Applied to the specific facts, the CAFC stated that:

[t]he district court found that the accused process using manganese dioxide was equivalent to the claimed process using silver oxide. But the court failed to consider whether the key reagent in the process, manganese dioxide, was substantially different from the claimed reagent, silver oxide, and hence whether the substitution for, and omission of, silver oxide left the accused infringer outside of the bounds of the claims.

Id. at 17-18. The CAFC then provided specific instructions to the district court to reapply the FWR test, and then “also consider whether an evaluation of equivalence under the substantial differences test may be better suited to the particular facts of this case.” Id. at 18.

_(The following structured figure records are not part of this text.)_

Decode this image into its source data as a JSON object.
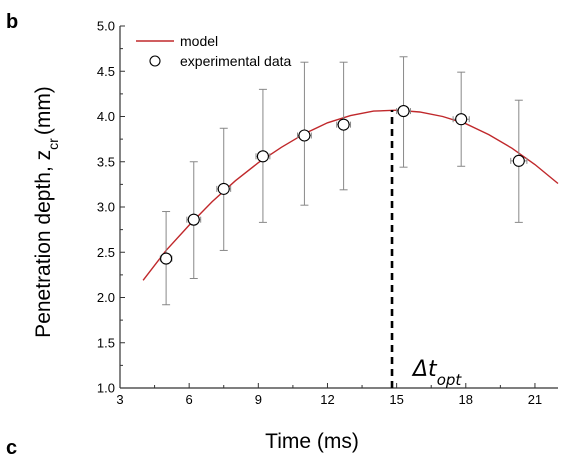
{
  "panel_label": "b",
  "next_panel_label": "c",
  "colors": {
    "model_line": "#c0282b",
    "axis": "#333333",
    "errorbar": "#888888",
    "marker_edge": "#000000"
  },
  "chart_data": {
    "type": "scatter",
    "title": "",
    "xlabel": "Time (ms)",
    "ylabel_main": "Penetration depth, z",
    "ylabel_sub": "cr",
    "ylabel_unit": "(mm)",
    "xlim": [
      3,
      22
    ],
    "ylim": [
      1.0,
      5.0
    ],
    "xticks": [
      3,
      6,
      9,
      12,
      15,
      18,
      21
    ],
    "yticks": [
      1.0,
      1.5,
      2.0,
      2.5,
      3.0,
      3.5,
      4.0,
      4.5,
      5.0
    ],
    "grid": false,
    "legend_position": "top-left",
    "series": [
      {
        "name": "model",
        "type": "line",
        "x": [
          4.0,
          5.0,
          6.0,
          7.0,
          8.0,
          9.0,
          10.0,
          11.0,
          12.0,
          13.0,
          14.0,
          15.0,
          16.0,
          17.0,
          18.0,
          19.0,
          20.0,
          21.0,
          22.0
        ],
        "y": [
          2.19,
          2.52,
          2.8,
          3.06,
          3.29,
          3.49,
          3.66,
          3.81,
          3.93,
          4.01,
          4.06,
          4.07,
          4.05,
          4.0,
          3.92,
          3.8,
          3.65,
          3.47,
          3.26
        ]
      },
      {
        "name": "experimental data",
        "type": "scatter",
        "points": [
          {
            "x": 5.0,
            "y": 2.43,
            "yerr_low": 1.92,
            "yerr_high": 2.95,
            "xerr": 0.25
          },
          {
            "x": 6.2,
            "y": 2.86,
            "yerr_low": 2.21,
            "yerr_high": 3.5,
            "xerr": 0.3
          },
          {
            "x": 7.5,
            "y": 3.2,
            "yerr_low": 2.52,
            "yerr_high": 3.87,
            "xerr": 0.3
          },
          {
            "x": 9.2,
            "y": 3.56,
            "yerr_low": 2.83,
            "yerr_high": 4.3,
            "xerr": 0.3
          },
          {
            "x": 11.0,
            "y": 3.79,
            "yerr_low": 3.02,
            "yerr_high": 4.6,
            "xerr": 0.3
          },
          {
            "x": 12.7,
            "y": 3.91,
            "yerr_low": 3.19,
            "yerr_high": 4.6,
            "xerr": 0.3
          },
          {
            "x": 15.3,
            "y": 4.06,
            "yerr_low": 3.44,
            "yerr_high": 4.66,
            "xerr": 0.3
          },
          {
            "x": 17.8,
            "y": 3.97,
            "yerr_low": 3.45,
            "yerr_high": 4.49,
            "xerr": 0.35
          },
          {
            "x": 20.3,
            "y": 3.51,
            "yerr_low": 2.83,
            "yerr_high": 4.18,
            "xerr": 0.35
          }
        ]
      }
    ],
    "annotations": [
      {
        "type": "vline",
        "style": "dashed",
        "x": 14.8,
        "y_from": 1.0,
        "y_to": 4.07
      },
      {
        "type": "text",
        "base": "Δt",
        "subscript": "opt"
      }
    ]
  }
}
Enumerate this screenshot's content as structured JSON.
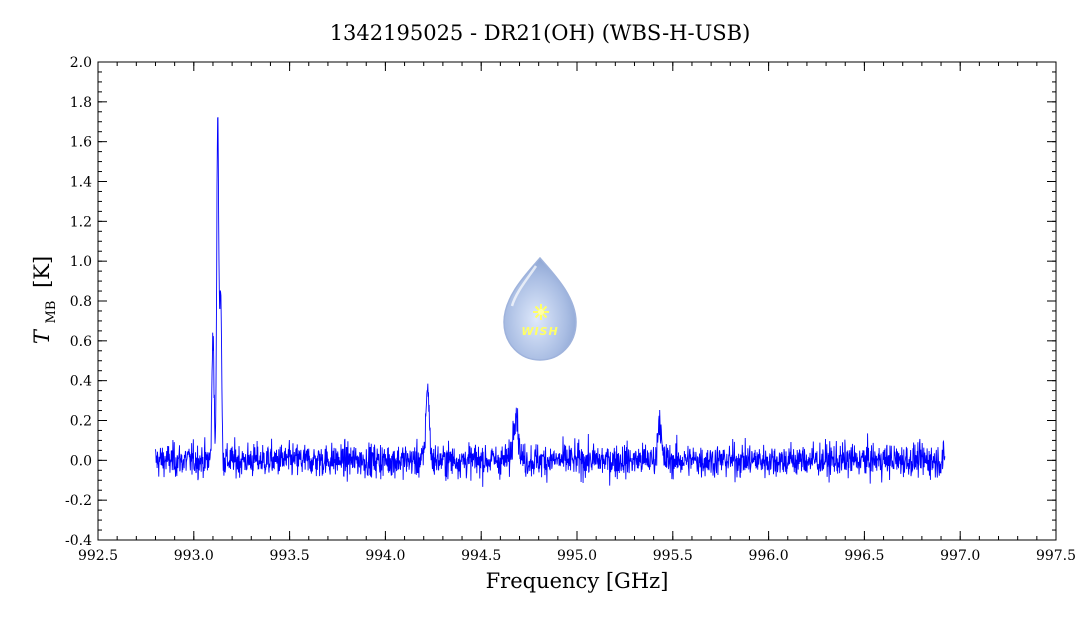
{
  "chart_data": {
    "type": "line",
    "title": "1342195025 - DR21(OH) (WBS-H-USB)",
    "xlabel": "Frequency [GHz]",
    "ylabel": {
      "symbol": "T",
      "subscript": "MB",
      "unit": "[K]"
    },
    "xlim": [
      992.5,
      997.5
    ],
    "ylim": [
      -0.4,
      2.0
    ],
    "x_ticks": [
      "992.5",
      "993.0",
      "993.5",
      "994.0",
      "994.5",
      "995.0",
      "995.5",
      "996.0",
      "996.5",
      "997.0",
      "997.5"
    ],
    "y_ticks": [
      "-0.4",
      "-0.2",
      "0.0",
      "0.2",
      "0.4",
      "0.6",
      "0.8",
      "1.0",
      "1.2",
      "1.4",
      "1.6",
      "1.8",
      "2.0"
    ],
    "grid": false,
    "series": [
      {
        "color": "#0000ff",
        "x_range": [
          992.8,
          996.92
        ],
        "baseline": 0.0,
        "noise_rms": 0.07,
        "lines": [
          {
            "center": 993.1,
            "peak": 0.66,
            "fwhm": 0.012
          },
          {
            "center": 993.125,
            "peak": 1.75,
            "fwhm": 0.012
          },
          {
            "center": 993.14,
            "peak": 0.85,
            "fwhm": 0.012
          },
          {
            "center": 994.22,
            "peak": 0.38,
            "fwhm": 0.02
          },
          {
            "center": 994.68,
            "peak": 0.25,
            "fwhm": 0.03
          },
          {
            "center": 995.43,
            "peak": 0.22,
            "fwhm": 0.02
          }
        ]
      }
    ]
  },
  "logo": {
    "text": "WISH",
    "colors": {
      "drop": "#a9bde3",
      "star": "#ffff66",
      "text": "#ffff66"
    }
  }
}
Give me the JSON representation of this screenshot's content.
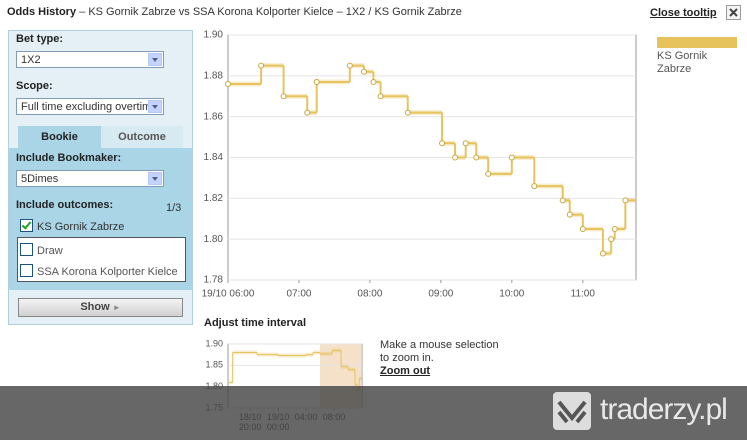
{
  "header": {
    "title": "Odds History",
    "subtitle": "– KS Gornik Zabrze vs SSA Korona Kolporter Kielce – 1X2 / KS Gornik Zabrze"
  },
  "close_link": "Close tooltip",
  "form": {
    "bet_type_label": "Bet type:",
    "bet_type": "1X2",
    "scope_label": "Scope:",
    "scope": "Full time excluding overtim",
    "tabs": [
      "Bookie",
      "Outcome"
    ],
    "bookmaker_label": "Include Bookmaker:",
    "bookmaker": "5Dimes",
    "outcomes_label": "Include outcomes:",
    "outcomes_count": "1/3",
    "outcomes": [
      {
        "label": "KS Gornik Zabrze",
        "checked": true
      },
      {
        "label": "Draw",
        "checked": false
      },
      {
        "label": "SSA Korona Kolporter Kielce",
        "checked": false
      }
    ],
    "button": "Show"
  },
  "chart_data": [
    {
      "type": "line",
      "step": true,
      "markers": true,
      "grid": true,
      "legend": "right",
      "x": [
        "19/10 06:00",
        "19/10 06:28",
        "19/10 06:47",
        "19/10 07:07",
        "19/10 07:15",
        "19/10 07:43",
        "19/10 07:55",
        "19/10 08:03",
        "19/10 08:09",
        "19/10 08:32",
        "19/10 09:01",
        "19/10 09:12",
        "19/10 09:21",
        "19/10 09:30",
        "19/10 09:40",
        "19/10 10:00",
        "19/10 10:19",
        "19/10 10:43",
        "19/10 10:49",
        "19/10 11:00",
        "19/10 11:17",
        "19/10 11:24",
        "19/10 11:27",
        "19/10 11:36"
      ],
      "series": [
        {
          "name": "KS Gornik Zabrze",
          "color": "#e6c35c",
          "values": [
            1.876,
            1.885,
            1.87,
            1.862,
            1.877,
            1.885,
            1.882,
            1.877,
            1.87,
            1.862,
            1.847,
            1.84,
            1.847,
            1.84,
            1.832,
            1.84,
            1.826,
            1.819,
            1.812,
            1.805,
            1.793,
            1.8,
            1.805,
            1.819
          ]
        }
      ],
      "xlim": [
        "19/10 06:00",
        "19/10 11:45"
      ],
      "xticks": [
        "19/10 06:00",
        {
          "value": "19/10 07:00",
          "label": "07:00"
        },
        {
          "value": "19/10 08:00",
          "label": "08:00"
        },
        {
          "value": "19/10 09:00",
          "label": "09:00"
        },
        {
          "value": "19/10 10:00",
          "label": "10:00"
        },
        {
          "value": "19/10 11:00",
          "label": "11:00"
        }
      ],
      "ylim": [
        1.78,
        1.9
      ],
      "yticks": [
        1.78,
        {
          "value": 1.8,
          "label": "1.80"
        },
        1.82,
        1.84,
        1.86,
        1.88,
        {
          "value": 1.9,
          "label": "1.90"
        }
      ]
    },
    {
      "type": "line",
      "title": "Adjust time interval",
      "step": true,
      "grid": true,
      "x": [
        "18/10 17:00",
        "18/10 17:30",
        "18/10 21:00",
        "19/10 00:00",
        "19/10 04:00",
        "19/10 05:00",
        "19/10 06:00",
        "19/10 07:43",
        "19/10 09:00",
        "19/10 10:00",
        "19/10 11:00",
        "19/10 11:17",
        "19/10 11:36"
      ],
      "series": [
        {
          "name": "KS Gornik Zabrze",
          "color": "#e6c35c",
          "values": [
            1.81,
            1.88,
            1.875,
            1.873,
            1.875,
            1.88,
            1.877,
            1.885,
            1.847,
            1.84,
            1.805,
            1.793,
            1.819
          ]
        }
      ],
      "selection": [
        "19/10 06:00",
        "19/10 12:00"
      ],
      "xlim": [
        "18/10 16:50",
        "19/10 12:00"
      ],
      "xticks": [
        "18/10 20:00",
        "19/10 00:00",
        {
          "value": "19/10 04:00",
          "label": "04:00"
        },
        {
          "value": "19/10 08:00",
          "label": "08:00"
        }
      ],
      "ylim": [
        1.75,
        1.9
      ],
      "yticks": [
        1.75,
        {
          "value": 1.8,
          "label": "1.80"
        },
        1.85,
        {
          "value": 1.9,
          "label": "1.90"
        }
      ]
    }
  ],
  "zoom_hint": "Make a mouse selection to zoom in.",
  "zoom_out": "Zoom out",
  "watermark": "traderzy.pl"
}
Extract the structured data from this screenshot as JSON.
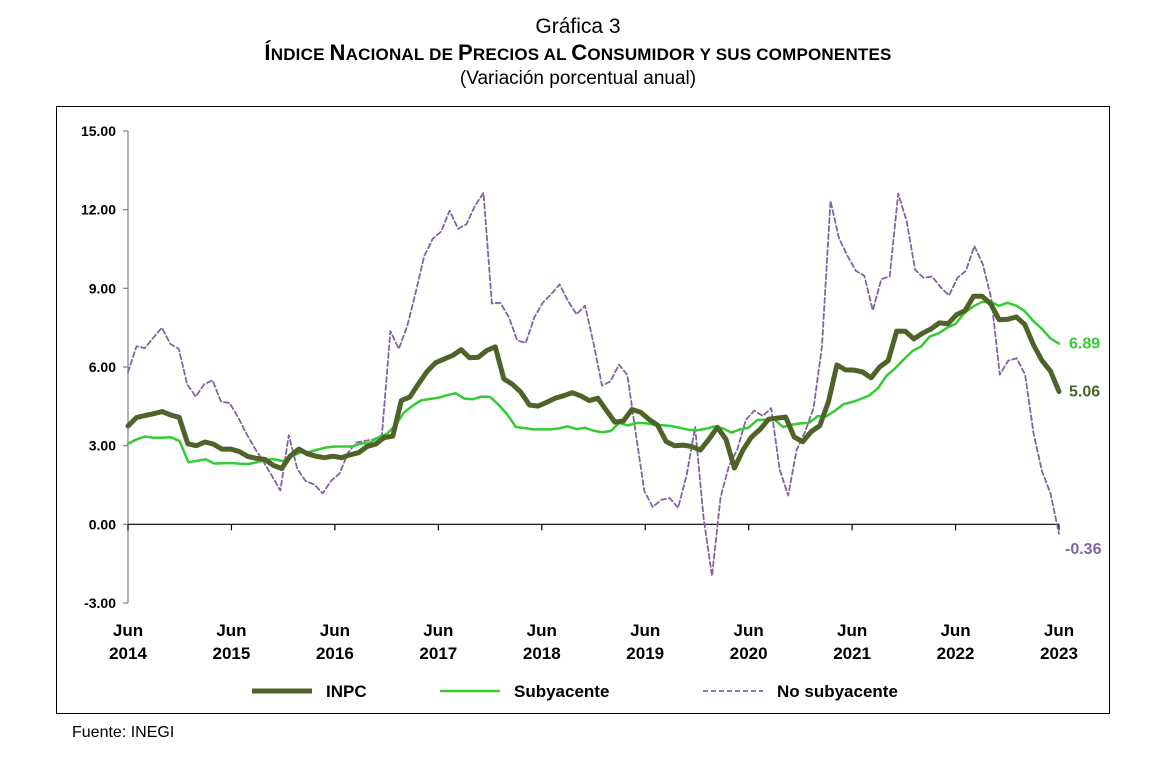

Moving forward, practitioners should focus on application of the “substantial differences” test for determining equivalency for chemical patent claims in opinion practice.


[2] Where the United States Supreme Court stated that “[w]e expect that the Federal Circuit will refine the formulation of the test for equivalence in the orderly course of case-by-case determinations, and we leave such refinement to that court's sound judgment in this area of its special expertise.” Warner-Jenkinson Co. v. Hilton Davis Chem. Co., 520 U.S. 17, 40 (1997). Those more convivial times prior to the recent string of near-unanimous reversals of the CAFC’s “sound judgment.”

[3] Cf “In our view, the particular linguistic framework used is less important than whether the test is probative of the essential inquiry: Does the accused product or process contain elements identical or equivalent to each claimed element of the patented invention?” 520 40.